- Film poster
- Directed by: Duane Adler
- Written by: Duane Adler
- Produced by: Andrea Chung Sriram Das Karine Martin
- Starring: Krystal Ellsworth Amitash Pradhan Daphne Zuniga Paul McGillion Salman Yusuff Khan Justin Chon
- Cinematography: Ravi Varman
- Music by: Gingger Shankar
- Production company: Bowery Hills Entertainment;
- Distributed by: Amazon Prime Video (USA) Wild Bunch (France) Capelight Pictures (Germany) (Switzerland) Fox Movies (Southeast Asian TV channel) (SE Asia) Sky Cinema (United Kingdom) Ster-Kinekor (South Africa) Koch Media (Italy)
- Release date: February 2017 (UAE);
- Running time: 107 minutes
- Countries: United States United Arab Emirates India
- Language: English

= Heartbeats (2017 film) =

2018 comedy-drama film

Heartbeats is a 2017 romance-dance-dramedy written and directed by Step Up creator Duane Adler. The movie stars newcomers Krystal Ellsworth and Amitash Pradhan.

==Cast==
- Krystal Ellsworth as Kelli
- Amitash Pradhan as Aseem
- Paul McGillion
- Salman Yusuff Khan as Pallav
- Daphne Zuniga
- Justin Chon
- Aneesha Joshi as Deepika
- Kishori Shahane
- Mohan Kapoor

== Production ==
===Development===
Duane Adler, music supervisor Joel C. High and producers Andrea Chung and Sriram Das teamed up with Roc Nation to create original music for the movie and the film's choreography. Sony Music later acquired the soundtrack.

Chung studied abroad in India at NYU and was a fan of Adler's Save the Last Dance, in 2013 she approached Adler about developing a cross-over dance movie with Indian and American Contemporary musical and dance mash-up highlighting the celebration of the two cultures and discovered Adler too wanted to make a cross-cultural film.

I've wanted to do a cross-cultural love story that takes an American character abroad for some time. The world has changed and shrunk and I wanted to try to capture that, to show how we are more alike than different. India has an inherent love of music and dance, of life and celebration.
— Duane Adler to NBC News

===Filming===
Principal photography began in India in January 2016.

It's so cool to see that we live on different sides of the globe, but I mean, we speak a same language, which is art and performance art, and that way there's a common ground. So we can talk about acting and projects we're working on. It's just like being at home.
— Actor Justin Chon while filming on location in India

==Release==
The film had a limited release in USA in January 2018 before being acquired by Amazon Prime for a Valentine's Day 2021 release.

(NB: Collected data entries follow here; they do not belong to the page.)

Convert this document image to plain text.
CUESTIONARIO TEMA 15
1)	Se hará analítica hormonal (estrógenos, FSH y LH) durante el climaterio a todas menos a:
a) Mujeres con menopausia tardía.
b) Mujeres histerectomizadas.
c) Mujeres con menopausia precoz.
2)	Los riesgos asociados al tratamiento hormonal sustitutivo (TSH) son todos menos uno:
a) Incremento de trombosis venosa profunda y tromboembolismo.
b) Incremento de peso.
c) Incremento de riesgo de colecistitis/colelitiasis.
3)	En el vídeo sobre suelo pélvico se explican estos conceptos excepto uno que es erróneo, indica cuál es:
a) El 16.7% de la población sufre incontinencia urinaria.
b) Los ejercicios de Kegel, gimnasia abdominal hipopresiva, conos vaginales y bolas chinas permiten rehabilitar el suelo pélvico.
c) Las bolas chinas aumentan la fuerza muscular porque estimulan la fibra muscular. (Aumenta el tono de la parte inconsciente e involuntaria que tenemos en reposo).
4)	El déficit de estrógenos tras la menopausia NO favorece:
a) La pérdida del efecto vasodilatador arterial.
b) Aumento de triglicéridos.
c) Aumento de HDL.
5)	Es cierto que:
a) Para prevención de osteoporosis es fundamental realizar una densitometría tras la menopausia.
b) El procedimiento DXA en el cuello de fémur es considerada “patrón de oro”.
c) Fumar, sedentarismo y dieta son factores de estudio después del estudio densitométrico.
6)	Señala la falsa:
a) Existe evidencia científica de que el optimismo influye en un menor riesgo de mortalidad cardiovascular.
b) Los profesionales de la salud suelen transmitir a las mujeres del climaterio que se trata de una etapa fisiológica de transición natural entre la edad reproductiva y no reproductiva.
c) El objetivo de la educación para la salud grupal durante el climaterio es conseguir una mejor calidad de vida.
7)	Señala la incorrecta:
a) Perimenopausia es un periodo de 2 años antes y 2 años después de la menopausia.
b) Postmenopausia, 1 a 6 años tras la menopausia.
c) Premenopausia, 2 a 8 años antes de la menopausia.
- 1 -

The movie opened in the Top 15 box office in Germany, South Africa, Russia, Austria and Middle East.

The movie was at #2 most streamed for two weeks straight in the Romance category on Sky Cinema UK.

Wild Bunch released it in France on Netflix where the film developed a young fan base.

The movie released theatrically in Taiwan in September 2017 and Fox Movies Asia released in 2018 in rest of Southeast Asia.

German company Koch Media acquired the film for Italy and later released on Amazon Prime.

==Reception==
The movie became available on Amazon Prime Video on Valentine's Day 2021 and has garnered 4.3/5 rating out of 479 user reviews in the first 2 months.